Posté par othoharmonie le 11 janvier 2013

 

Les fourmis de la Sourate 27 dans FOURMI fourmis-sourateLes Fourmis (al-Naml) est le titre de la 27ème sourate (chapitre) du Coran, car ces animaux en constituent les acteurs principaux. Cet insecte, assimilé à la terre et à la poussière, est loué par de nombreuses religions et croyances pour sa persévérance, son ardeur au travail [chez les bouddhiste tibétains] ou encore pour son honnêteté [dans le Talmud, ouvrage principal du judaïsme], autant de qualités dont devraient se souvenir les paresseux et les imprévoyants.
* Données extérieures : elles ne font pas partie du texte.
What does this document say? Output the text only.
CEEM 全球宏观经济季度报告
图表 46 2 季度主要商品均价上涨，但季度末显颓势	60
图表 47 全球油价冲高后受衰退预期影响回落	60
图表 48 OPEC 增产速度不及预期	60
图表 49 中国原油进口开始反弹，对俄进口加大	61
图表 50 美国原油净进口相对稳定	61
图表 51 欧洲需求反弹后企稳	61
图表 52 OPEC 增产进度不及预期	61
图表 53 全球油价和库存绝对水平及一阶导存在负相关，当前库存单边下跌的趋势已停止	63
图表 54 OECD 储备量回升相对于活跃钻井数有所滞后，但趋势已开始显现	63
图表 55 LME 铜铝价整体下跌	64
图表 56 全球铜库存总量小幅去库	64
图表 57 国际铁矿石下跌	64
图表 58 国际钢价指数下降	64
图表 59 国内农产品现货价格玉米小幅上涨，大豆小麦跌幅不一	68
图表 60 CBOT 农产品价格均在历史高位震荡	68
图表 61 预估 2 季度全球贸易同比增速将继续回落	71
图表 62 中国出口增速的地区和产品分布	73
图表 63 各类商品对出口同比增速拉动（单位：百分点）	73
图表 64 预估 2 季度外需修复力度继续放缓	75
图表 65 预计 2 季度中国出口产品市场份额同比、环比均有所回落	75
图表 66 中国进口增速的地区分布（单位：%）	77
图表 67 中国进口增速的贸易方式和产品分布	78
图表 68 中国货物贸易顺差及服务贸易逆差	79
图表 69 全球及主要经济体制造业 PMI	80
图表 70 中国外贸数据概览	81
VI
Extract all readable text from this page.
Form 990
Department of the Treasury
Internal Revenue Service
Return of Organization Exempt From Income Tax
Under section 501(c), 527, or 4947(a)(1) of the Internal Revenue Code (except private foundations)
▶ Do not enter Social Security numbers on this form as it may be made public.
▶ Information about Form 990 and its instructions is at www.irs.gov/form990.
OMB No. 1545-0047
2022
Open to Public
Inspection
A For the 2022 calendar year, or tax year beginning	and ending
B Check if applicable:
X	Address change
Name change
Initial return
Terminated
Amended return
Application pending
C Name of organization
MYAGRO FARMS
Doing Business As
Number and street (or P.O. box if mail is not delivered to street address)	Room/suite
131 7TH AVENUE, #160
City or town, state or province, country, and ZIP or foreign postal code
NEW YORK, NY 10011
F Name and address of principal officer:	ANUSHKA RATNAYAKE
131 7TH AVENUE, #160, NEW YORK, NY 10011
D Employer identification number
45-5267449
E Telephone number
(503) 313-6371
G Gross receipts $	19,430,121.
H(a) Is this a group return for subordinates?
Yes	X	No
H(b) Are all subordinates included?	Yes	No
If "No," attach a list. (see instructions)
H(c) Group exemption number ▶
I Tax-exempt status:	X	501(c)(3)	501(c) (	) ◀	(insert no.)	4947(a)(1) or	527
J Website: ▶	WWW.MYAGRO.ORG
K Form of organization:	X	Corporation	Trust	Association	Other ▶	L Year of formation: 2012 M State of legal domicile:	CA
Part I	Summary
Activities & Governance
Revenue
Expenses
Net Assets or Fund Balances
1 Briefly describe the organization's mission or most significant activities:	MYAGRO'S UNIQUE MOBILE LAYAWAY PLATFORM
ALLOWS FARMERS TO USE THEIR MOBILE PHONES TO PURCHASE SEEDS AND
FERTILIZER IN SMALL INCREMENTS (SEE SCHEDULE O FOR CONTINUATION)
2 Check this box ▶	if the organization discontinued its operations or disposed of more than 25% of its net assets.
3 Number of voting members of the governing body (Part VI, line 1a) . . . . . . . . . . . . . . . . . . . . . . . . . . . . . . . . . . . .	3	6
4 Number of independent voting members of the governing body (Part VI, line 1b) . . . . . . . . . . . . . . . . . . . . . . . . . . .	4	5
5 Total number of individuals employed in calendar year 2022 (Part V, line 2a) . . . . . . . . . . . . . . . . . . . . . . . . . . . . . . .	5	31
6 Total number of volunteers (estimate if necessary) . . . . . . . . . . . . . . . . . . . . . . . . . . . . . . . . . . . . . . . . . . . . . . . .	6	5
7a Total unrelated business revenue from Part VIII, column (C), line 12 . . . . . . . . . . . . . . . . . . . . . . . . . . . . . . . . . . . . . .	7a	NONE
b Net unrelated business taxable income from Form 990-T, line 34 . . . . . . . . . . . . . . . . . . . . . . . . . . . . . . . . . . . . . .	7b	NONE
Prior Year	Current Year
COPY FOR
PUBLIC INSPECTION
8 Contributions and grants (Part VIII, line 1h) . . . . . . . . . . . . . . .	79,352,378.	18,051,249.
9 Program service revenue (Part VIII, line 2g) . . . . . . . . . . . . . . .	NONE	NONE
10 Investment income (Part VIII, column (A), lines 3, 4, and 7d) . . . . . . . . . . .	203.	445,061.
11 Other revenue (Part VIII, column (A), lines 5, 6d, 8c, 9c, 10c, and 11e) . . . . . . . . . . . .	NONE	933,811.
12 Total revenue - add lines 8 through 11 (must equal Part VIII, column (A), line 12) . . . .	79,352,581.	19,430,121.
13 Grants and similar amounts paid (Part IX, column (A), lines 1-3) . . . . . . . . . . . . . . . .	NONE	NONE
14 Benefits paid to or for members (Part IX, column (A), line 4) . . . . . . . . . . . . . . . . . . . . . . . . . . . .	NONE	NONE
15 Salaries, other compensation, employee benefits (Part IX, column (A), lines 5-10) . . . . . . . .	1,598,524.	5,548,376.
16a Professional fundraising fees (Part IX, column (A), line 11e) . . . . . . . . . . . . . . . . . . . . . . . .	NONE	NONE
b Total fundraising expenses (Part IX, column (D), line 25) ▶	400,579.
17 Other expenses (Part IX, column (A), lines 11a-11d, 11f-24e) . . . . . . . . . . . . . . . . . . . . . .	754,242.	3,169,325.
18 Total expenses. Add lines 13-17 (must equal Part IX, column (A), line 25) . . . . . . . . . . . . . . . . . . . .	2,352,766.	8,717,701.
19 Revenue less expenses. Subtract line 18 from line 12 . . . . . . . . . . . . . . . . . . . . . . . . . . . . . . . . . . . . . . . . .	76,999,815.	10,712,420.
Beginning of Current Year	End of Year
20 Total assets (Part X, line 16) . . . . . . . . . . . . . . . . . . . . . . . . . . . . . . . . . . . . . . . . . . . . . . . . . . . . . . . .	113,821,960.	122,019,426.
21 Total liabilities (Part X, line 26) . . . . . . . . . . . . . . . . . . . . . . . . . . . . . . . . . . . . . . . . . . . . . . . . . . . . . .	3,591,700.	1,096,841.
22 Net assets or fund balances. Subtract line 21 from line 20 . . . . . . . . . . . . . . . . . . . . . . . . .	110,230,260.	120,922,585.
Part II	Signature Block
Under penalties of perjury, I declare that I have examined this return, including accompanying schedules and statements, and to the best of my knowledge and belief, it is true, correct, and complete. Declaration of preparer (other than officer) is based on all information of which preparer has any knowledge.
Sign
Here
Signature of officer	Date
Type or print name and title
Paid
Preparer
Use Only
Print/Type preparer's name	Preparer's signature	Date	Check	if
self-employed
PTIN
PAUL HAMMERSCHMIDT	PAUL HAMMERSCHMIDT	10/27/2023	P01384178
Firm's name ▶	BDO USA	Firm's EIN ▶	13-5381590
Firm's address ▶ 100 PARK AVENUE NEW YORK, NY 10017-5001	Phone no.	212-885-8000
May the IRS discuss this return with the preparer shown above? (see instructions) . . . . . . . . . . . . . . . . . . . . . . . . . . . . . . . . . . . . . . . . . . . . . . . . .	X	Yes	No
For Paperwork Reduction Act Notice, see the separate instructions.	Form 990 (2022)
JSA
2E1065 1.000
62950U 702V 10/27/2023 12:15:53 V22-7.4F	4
Car si Dieu a choisi les figures éminentes du judaïsme que furent Moïse, David et Salomon, il peut aveugler l’incrédule ou celui qui doute pour brouiller sa lucidité et le rendre insensible à ses signes. Nous trouvons aussi dans cette sourate un développement sur la reine de Saba et sa relation avec le roi Salomon, ainsi qu’une évocation de Lot, neveu d’Abraham, sauvé par Dieu de la ruine de Sodome et Gomorrhe.

Source : le Dictionnaire de Dieu par Pierre Chavot aux Editions France Loisirs.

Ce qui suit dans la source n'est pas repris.